Britain could be facing a bacon shortage should a blanket travel ban from Denmark continue. As ministers imposed travel restrictions over the weekend, industry sources say British farmers are in a scramble to fill the bacon gap.
The UK government had earlier imposed a travel ban on Denmark after a mutated strain of the coronavirus was found to have caused widespread infections through the country's mink farms. This raised the alarm of a bacon shortage due to hauliers being blocked at the border.
Denmark is the UK's largest source of imported pork and Danish bacon fills the shelves of UK supermarkets all year round.
With 25 percent of pork products being sold in the UK coming from Denmark, an extended travel ban could have many breakfast plates lacking a major staple on the table.
Denis Lynn from Finnebrogue Artisan, makers of Britain's biggest bacon brand, said they are prepared for the surge in demand.
"Our nitrite-free Naked Bacon is made using pork from the British Isles. Our sales are up 70 per cent this year and we have kept the supermarket shelves stocked throughout the pandemic. We are prepared to meet additional demand if our competitors' pork supply from Denmark is disrupted."

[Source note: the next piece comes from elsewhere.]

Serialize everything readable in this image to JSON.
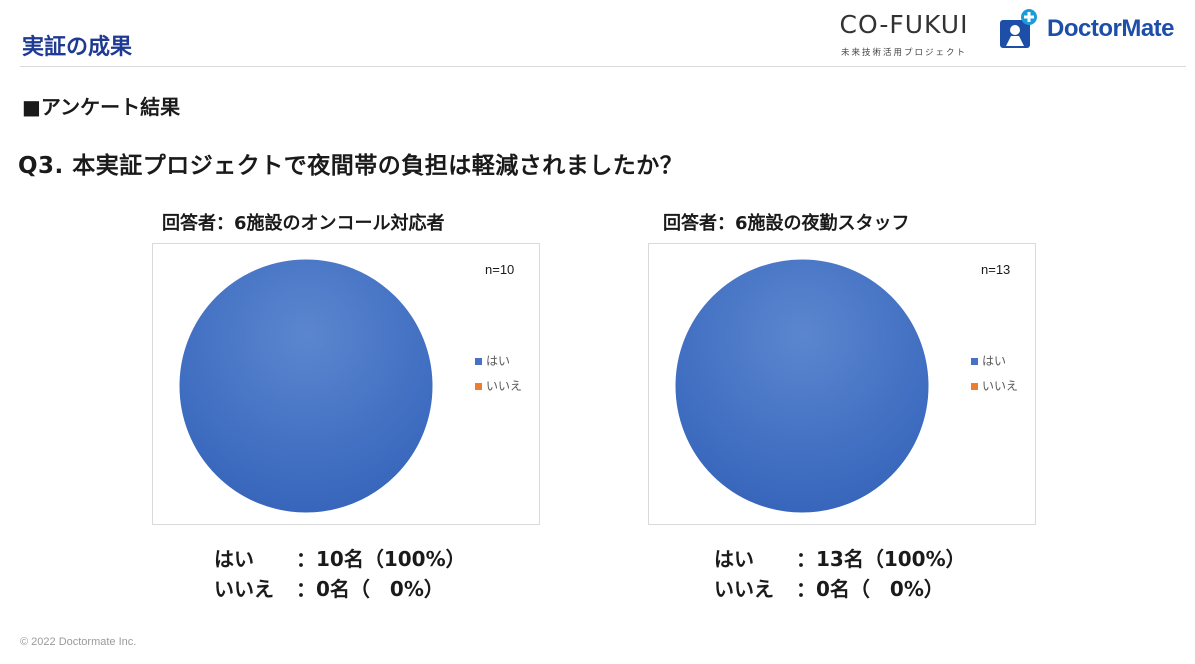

Meanwhile, Rod McKenzie, managing director of policy at the Road Haulage Association warned that if the restrictions are to be extended for a "long time" there could be "a potential disruption to bacon supplies in the UK."
As the pork industry continues to assess the situation, they said pork products from Denmark could still cross into the UK via ferries and transported by unaccompanied trailers. Freight trade body, Logistics UK, assured that the industry was agile and allows for importers to switch between transport modes, The Sun wrote.
"Much of the ferry transport between the UK and Denmark is sent in unaccompanied trailers, so drivers simply collect their loads from ports, with no need to travel across the border."
"The industry will continue to maintain high levels of vigilance and follow all necessary health protocols to protect the UK," they assured.
A statement made by the prime minister's spokesperson said: "There are no fur farms in the UK so we're not at risk in that regard. There's no evidence to suggest that this new strain is currently in the UK."